If you are a grace believer—unlike many people in Christendom—you are not worried about being judged for your eternal salvation because Jesus settled that issue the moment you believed in Him for eternal salvation:
“Most assuredly, I say to you, he who hears My word and believes in Him who sent Me has everlasting life, and shall not come into judgment, but has passed from death into life” (John 5:24).
However, there is a matter of your standing in Messiah’s future kingdom, i.e. of the rewards, treasure, and inheritance it is possible to “lay up” there. “Am I living a rewardable life?” is a reasonable question for you to ask.

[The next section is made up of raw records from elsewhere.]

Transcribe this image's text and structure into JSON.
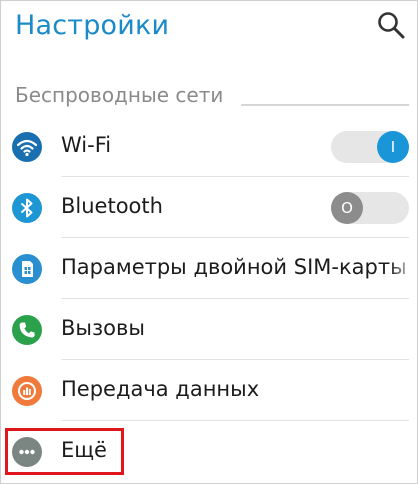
{
  "header": {
    "title": "Настройки",
    "search_icon": "search-icon"
  },
  "section": {
    "title": "Беспроводные сети"
  },
  "items": [
    {
      "label": "Wi-Fi",
      "icon": "wifi-icon",
      "icon_color": "#1a6fb0",
      "toggle": {
        "state": "on",
        "knob_text": "I"
      }
    },
    {
      "label": "Bluetooth",
      "icon": "bluetooth-icon",
      "icon_color": "#1e96d4",
      "toggle": {
        "state": "off",
        "knob_text": "O"
      }
    },
    {
      "label": "Параметры двойной SIM-карты",
      "icon": "sim-card-icon",
      "icon_color": "#2a8fd0"
    },
    {
      "label": "Вызовы",
      "icon": "phone-icon",
      "icon_color": "#2aa14a"
    },
    {
      "label": "Передача данных",
      "icon": "data-usage-icon",
      "icon_color": "#f07a3c"
    },
    {
      "label": "Ещё",
      "icon": "more-icon",
      "icon_color": "#7b8683"
    }
  ],
  "colors": {
    "accent": "#1a8ac8",
    "highlight": "#e0161b"
  }
}
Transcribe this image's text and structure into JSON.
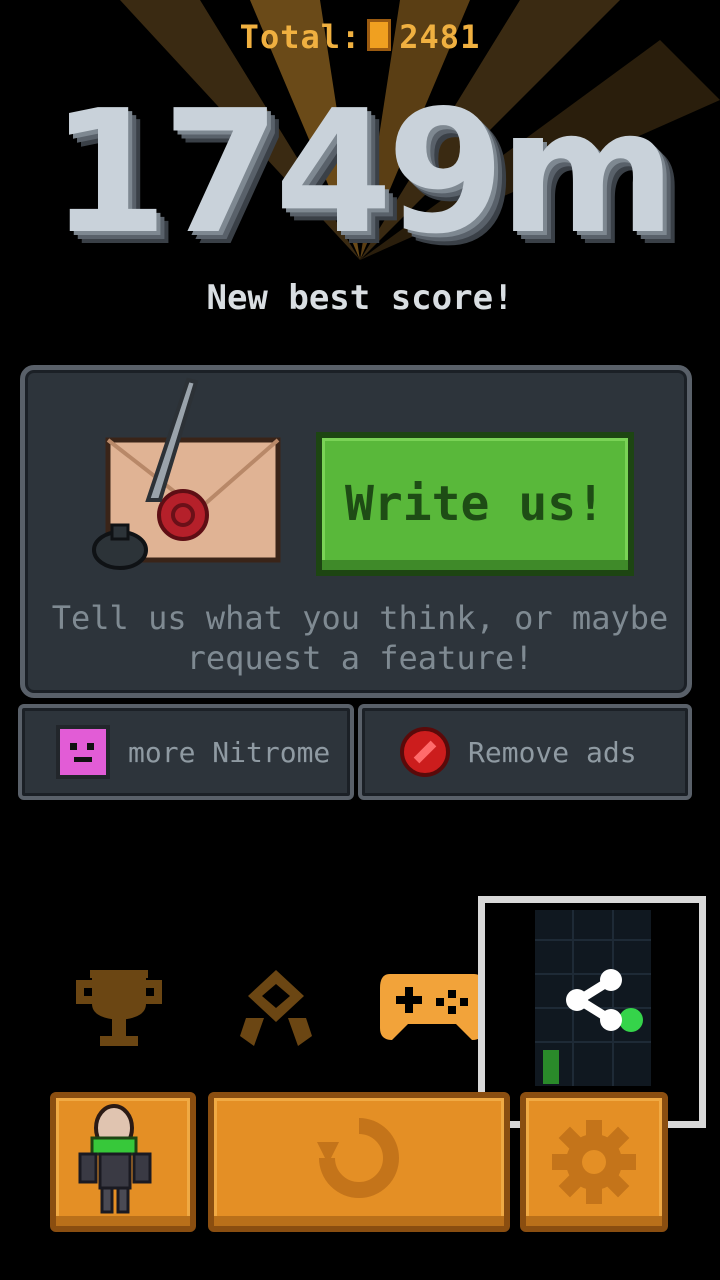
{
  "header": {
    "total_label": "Total:",
    "total_coins": "2481"
  },
  "score": {
    "distance": "1749m",
    "best_label": "New best score!"
  },
  "feedback": {
    "button_label": "Write us!",
    "message": "Tell us what you think, or maybe request a feature!"
  },
  "links": {
    "more_label": "more Nitrome",
    "remove_ads_label": "Remove ads"
  },
  "icons": {
    "trophy": "trophy-icon",
    "medal": "medal-icon",
    "gamepad": "gamepad-icon",
    "share": "share-icon",
    "retry": "retry-icon",
    "settings": "gear-icon"
  },
  "colors": {
    "accent": "#e48f25",
    "write_button": "#59b83a",
    "coin": "#f0b040"
  }
}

What does living in light of those future rewards look like? Here is a helpful quote about George Müller (1805-1898), and how the doctrine of rewards influenced how he lived his life (thanks to Bill Fiess for sharing):
He kept continually before him his stewardship of God’s property; and sought to make the most of the one brief life on earth, and to use for the best and largest good the property held by him in trust. The things of God were deep realities, and, projecting every action and decision and motive into the light of the judgment-seat of Christ, he asked himself how it would appear to him in the light of that tribunal. Thus he sought prayerfully and conscientiously so to live and labour, so to deny himself, and, by love, serve God and man, as that he should not be ashamed before Him at His coming. But not in a spirit of fear was this done; for if any man of his generation knew the perfect love that casts out fear, it was George Müller. He felt that God is love, and love is of God. He saw that love manifested in the greatest of gifts—His only-begotten Son: at Calvary he knew and believed the Love that God hath to us; he received it into his own heart; it became an abiding presence, manifested in obedience and benevolence, and, subduing him more and more, it became perfected so as to expel tormenting fear and impart a holy confidence and delight in God (Pierson, George Müller of Bristol, p. 299, emphasis added).
When Pierson says that Müller received the love of God in his heart, and it became an abiding presence in him, Bob worried some people might think that is the condition of salvation. I do not think that is what Pierson meant, or what his message communicates. But to clarify, Pierson is talking about how Müller grew in his relationship with God. We are called not only to believe in Jesus’s promise (John 3:16), but after, to abide in His love:
“As the Father loved Me, I also have loved you; abide in My love” (John 15:9).
Love begets love. And when you live your life out of love for God, expressed in love for your neighbors, as Müller did, you will certainly not be ashamed when the Lord comes.